Careful where you're putting that technology

Is it more trouble than it's worth?

By silicon.com

Published: 13 August 2003 15:16 GMT

Today silicon.com reported that poorly configured or defective anti-spam services may actually be costing businesses $3.5bn.

Compared to the $10bn estimate relating to the cost of spam this seems the lesser of two evils, but the numbers don't tell the whole story.

The problem lies with false positives - emails identified and treated as spam, which were actually genuine, or solicited by the recipient. In essence, emails which users want to receive are being thrown out with the spam.

What the $3.5bn relates to is time spent wasted chasing emails which have gone astray and taking measures to reconfigure filters to avoid future instances of the problem. What it doesn't take into consideration are the more unquantifiable, yet potentially far more serious costs.

Email is now the preferred communication tool for businesses, but if it can't be trusted then what might that say about your business?

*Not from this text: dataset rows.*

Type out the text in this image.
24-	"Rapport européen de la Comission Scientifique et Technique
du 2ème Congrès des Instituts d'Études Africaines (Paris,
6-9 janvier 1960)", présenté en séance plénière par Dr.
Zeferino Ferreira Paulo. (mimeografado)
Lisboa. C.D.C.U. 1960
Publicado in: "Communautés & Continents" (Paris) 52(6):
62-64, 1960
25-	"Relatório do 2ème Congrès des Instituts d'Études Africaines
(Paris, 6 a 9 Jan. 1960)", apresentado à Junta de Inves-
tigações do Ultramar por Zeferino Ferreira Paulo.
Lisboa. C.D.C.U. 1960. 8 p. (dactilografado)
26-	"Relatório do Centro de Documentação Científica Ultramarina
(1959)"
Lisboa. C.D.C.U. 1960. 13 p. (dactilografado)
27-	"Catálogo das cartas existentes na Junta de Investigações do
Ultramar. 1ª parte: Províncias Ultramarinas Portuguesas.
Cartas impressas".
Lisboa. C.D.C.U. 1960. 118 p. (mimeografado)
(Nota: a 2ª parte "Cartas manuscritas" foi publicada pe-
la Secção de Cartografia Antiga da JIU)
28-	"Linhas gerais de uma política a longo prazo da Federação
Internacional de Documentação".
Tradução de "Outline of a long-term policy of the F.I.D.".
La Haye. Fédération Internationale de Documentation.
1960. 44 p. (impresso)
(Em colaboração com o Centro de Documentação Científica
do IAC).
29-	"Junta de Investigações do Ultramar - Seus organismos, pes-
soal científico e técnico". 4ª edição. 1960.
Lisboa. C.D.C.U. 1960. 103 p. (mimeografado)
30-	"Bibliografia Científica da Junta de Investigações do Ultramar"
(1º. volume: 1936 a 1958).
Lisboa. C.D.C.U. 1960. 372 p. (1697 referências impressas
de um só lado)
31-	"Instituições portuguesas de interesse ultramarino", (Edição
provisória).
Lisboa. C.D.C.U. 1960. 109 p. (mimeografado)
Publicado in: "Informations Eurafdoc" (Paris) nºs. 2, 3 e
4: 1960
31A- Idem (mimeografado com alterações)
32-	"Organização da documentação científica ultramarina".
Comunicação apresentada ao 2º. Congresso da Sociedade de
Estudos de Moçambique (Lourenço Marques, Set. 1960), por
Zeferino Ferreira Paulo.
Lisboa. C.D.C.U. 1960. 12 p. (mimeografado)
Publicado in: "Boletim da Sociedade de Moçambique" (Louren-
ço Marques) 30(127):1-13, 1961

If clients are kept waiting for a reply they are not going to be pleased and may well take their business elsewhere. But what if you never even got to see their original email? What if it was deleted or filtered because it triggered the spam filter.

Instances of emails being filtered because they contained the word 'sex' are not uncommon. But this proved an embarrassment for companies doing business with or from Essex, Sussex or Middlesex to name but a few. People with surnames such as Sexton may also be blacklisted unfairly - and as for Scunthorpe - let's not even go there.

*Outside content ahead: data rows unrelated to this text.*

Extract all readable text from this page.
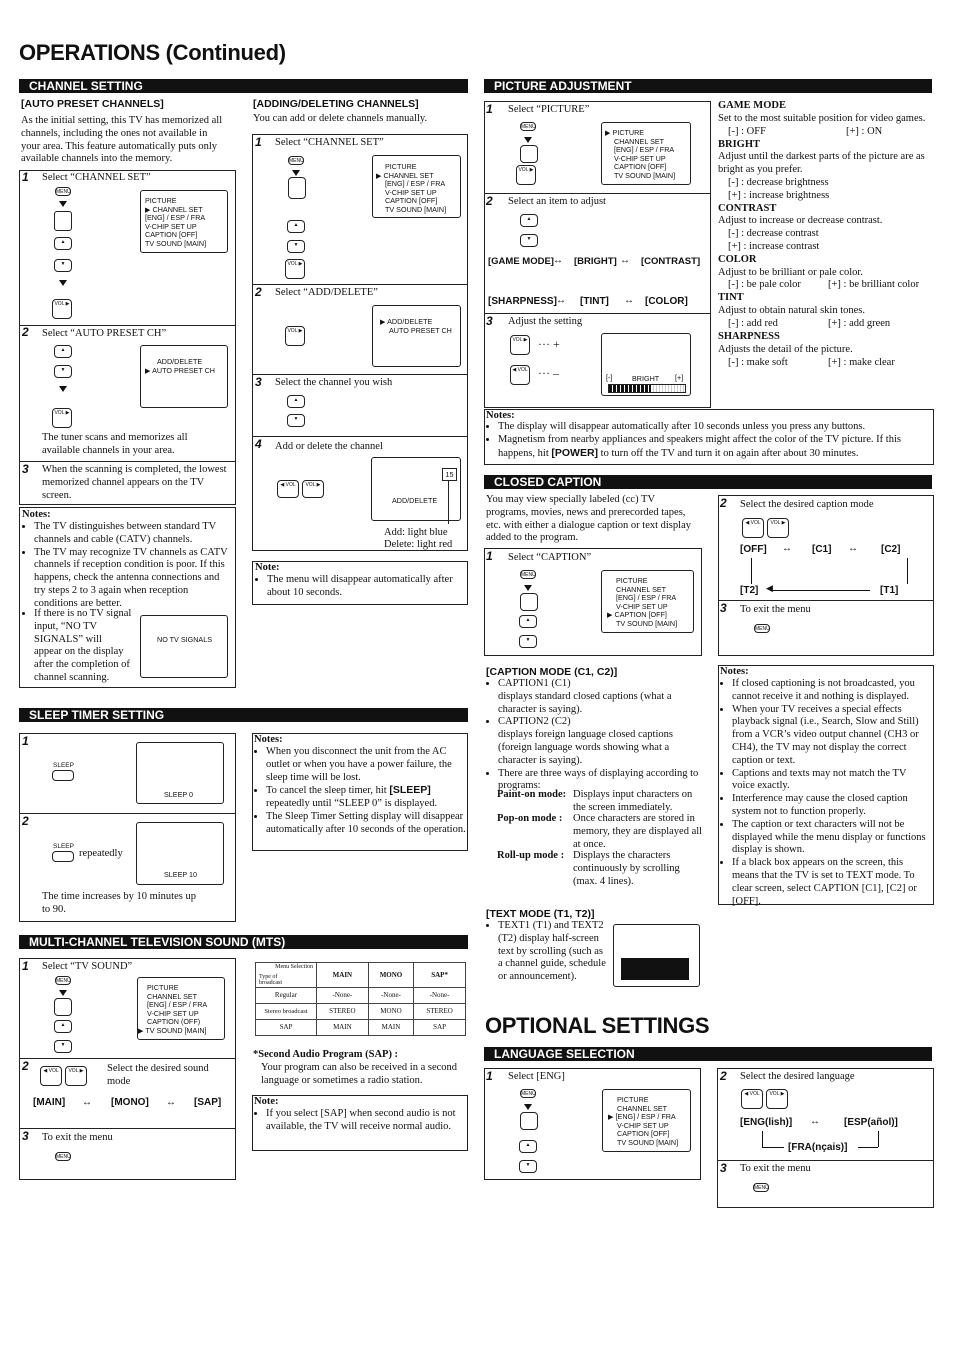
OPERATIONS (Continued)
CHANNEL SETTING
[AUTO PRESET CHANNELS]
As the initial setting, this TV has memorized all channels, including the ones not available in your area. This feature automatically puts only available channels into the memory.
1 Select “CHANNEL SET”
MENU
▲
▼
VOL ▶
PICTURE
▶ CHANNEL SET
[ENG] / ESP / FRA
V-CHIP SET UP
CAPTION [OFF]
TV SOUND [MAIN]
2 Select “AUTO PRESET CH”
▲
▼
VOL ▶
ADD/DELETE
▶ AUTO PRESET CH
The tuner scans and memorizes all available channels in your area.
3 When the scanning is completed, the lowest memorized channel appears on the TV screen.
Notes:
• The TV distinguishes between standard TV channels and cable (CATV) channels.
• The TV may recognize TV channels as CATV channels if reception condition is poor. If this happens, check the antenna connections and try steps 2 to 3 again when reception conditions are better.
• If there is no TV signal input, “NO TV SIGNALS” will appear on the display after the completion of channel scanning.
NO TV SIGNALS
[ADDING/DELETING CHANNELS]
You can add or delete channels manually.
1 Select “CHANNEL SET”
MENU
▲
▼
VOL ▶
PICTURE
▶ CHANNEL SET
[ENG] / ESP / FRA
V-CHIP SET UP
CAPTION [OFF]
TV SOUND [MAIN]
2 Select “ADD/DELETE”
VOL ▶
▶ ADD/DELETE
AUTO PRESET CH
3 Select the channel you wish
▲
▼
4 Add or delete the channel
◀ VOL	VOL ▶
15
ADD/DELETE
Add: light blue
Delete: light red
Note:
• The menu will disappear automatically after about 10 seconds.
PICTURE ADJUSTMENT
1 Select “PICTURE”
MENU
VOL ▶
▶ PICTURE
CHANNEL SET
[ENG] / ESP / FRA
V-CHIP SET UP
CAPTION [OFF]
TV SOUND [MAIN]
2 Select an item to adjust
▲
▼
[GAME MODE] ↔ [BRIGHT] ↔ [CONTRAST]
[SHARPNESS] ↔ [TINT] ↔ [COLOR]
3 Adjust the setting
VOL ▶ ··· +
◀ VOL ··· –	[-]	BRIGHT [+]
GAME MODE
Set to the most suitable position for video games.
[-] : OFF	[+] : ON
BRIGHT
Adjust until the darkest parts of the picture are as bright as you prefer.
[-] : decrease brightness
[+] : increase brightness
CONTRAST
Adjust to increase or decrease contrast.
[-] : decrease contrast
[+] : increase contrast
COLOR
Adjust to be brilliant or pale color.
[-] : be pale color	[+] : be brilliant color
TINT
Adjust to obtain natural skin tones.
[-] : add red	[+] : add green
SHARPNESS
Adjusts the detail of the picture.
[-] : make soft	[+] : make clear
Notes:
• The display will disappear automatically after 10 seconds unless you press any buttons.
• Magnetism from nearby appliances and speakers might affect the color of the TV picture. If this happens, hit [POWER] to turn off the TV and turn it on again after about 30 minutes.
CLOSED CAPTION
You may view specially labeled (cc) TV programs, movies, news and prerecorded tapes, etc. with either a dialogue caption or text display added to the program.
1 Select “CAPTION”
MENU
▲
▼
PICTURE
CHANNEL SET
[ENG] / ESP / FRA
V-CHIP SET UP
▶ CAPTION [OFF]
TV SOUND [MAIN]
2 Select the desired caption mode
◀ VOL	VOL ▶
[OFF] ↔ [C1] ↔ [C2]
[T2]	[T1]
◀
3 To exit the menu
MENU
[CAPTION MODE (C1, C2)]
• CAPTION1 (C1)
displays standard closed captions (what a character is saying).
• CAPTION2 (C2)
displays foreign language closed captions (foreign language words showing what a character is saying).
• There are three ways of displaying according to programs:
Paint-on mode: Displays input characters on the screen immediately.
Pop-on mode : Once characters are stored in memory, they are displayed all at once.
Roll-up mode : Displays the characters continuously by scrolling (max. 4 lines).
[TEXT MODE (T1, T2)]
• TEXT1 (T1) and TEXT2 (T2) display half-screen text by scrolling (such as a channel guide, schedule or announcement).
Notes:
• If closed captioning is not broadcasted, you cannot receive it and nothing is displayed.
• When your TV receives a special effects playback signal (i.e., Search, Slow and Still) from a VCR’s video output channel (CH3 or CH4), the TV may not display the correct caption or text.
• Captions and texts may not match the TV voice exactly.
• Interference may cause the closed caption system not to function properly.
• The caption or text characters will not be displayed while the menu display or functions display is shown.
• If a black box appears on the screen, this means that the TV is set to TEXT mode. To clear screen, select CAPTION [C1], [C2] or [OFF].
SLEEP TIMER SETTING
1
SLEEP
SLEEP 0
2
SLEEP
repeatedly
SLEEP 10
The time increases by 10 minutes up to 90.
Notes:
• When you disconnect the unit from the AC outlet or when you have a power failure, the sleep time will be lost.
• To cancel the sleep timer, hit [SLEEP] repeatedly until “SLEEP 0” is displayed.
• The Sleep Timer Setting display will disappear automatically after 10 seconds of the operation.
MULTI-CHANNEL TELEVISION SOUND (MTS)
1 Select “TV SOUND”
MENU
▲
▼
PICTURE
CHANNEL SET
[ENG] / ESP / FRA
V-CHIP SET UP
CAPTION (OFF)
▶ TV SOUND [MAIN]
2	◀ VOL	VOL ▶	Select the desired sound mode
[MAIN] ↔ [MONO] ↔ [SAP]
3 To exit the menu
MENU
Menu Selection
Type of broadcast	MAIN	MONO	SAP*
Regular	-None-	-None-	-None-
Stereo broadcast	STEREO	MONO	STEREO
SAP	MAIN	MAIN	SAP
*Second Audio Program (SAP) :
Your program can also be received in a second language or sometimes a radio station.
Note:
• If you select [SAP] when second audio is not available, the TV will receive normal audio.
OPTIONAL SETTINGS
LANGUAGE SELECTION
1 Select [ENG]
MENU
▲
▼
PICTURE
CHANNEL SET
▶ [ENG] / ESP / FRA
V-CHIP SET UP
CAPTION [OFF]
TV SOUND [MAIN]
2 Select the desired language
◀ VOL	VOL ▶
[ENG(lish)] ↔ [ESP(añol)]
[FRA(nçais)]
3 To exit the menu
MENU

So are false positives actually more costly than receiving spam - in a lot of ways the answer is yes. At least dealing with spam you know the cost is related to time and bandwidth - those you can quantify.

But if you lose a major customer, clients or sales lead because an important email got filtered out, the cost of false positives - which is far less quantifiable - can all of a sudden seem far more of a concern.

In truth, the message is simple. Think before you deploy any kind of technology. Of course you should be filtering spam, but you should be doing it with all the information available on best practice at your fingertips.

Badly or wrongly deploying technology may just be the most costly mistake you ever make and with IT budgets already stretched we need to make sure what little there is gets spent wisely and to the benefit rather than detriment of the company.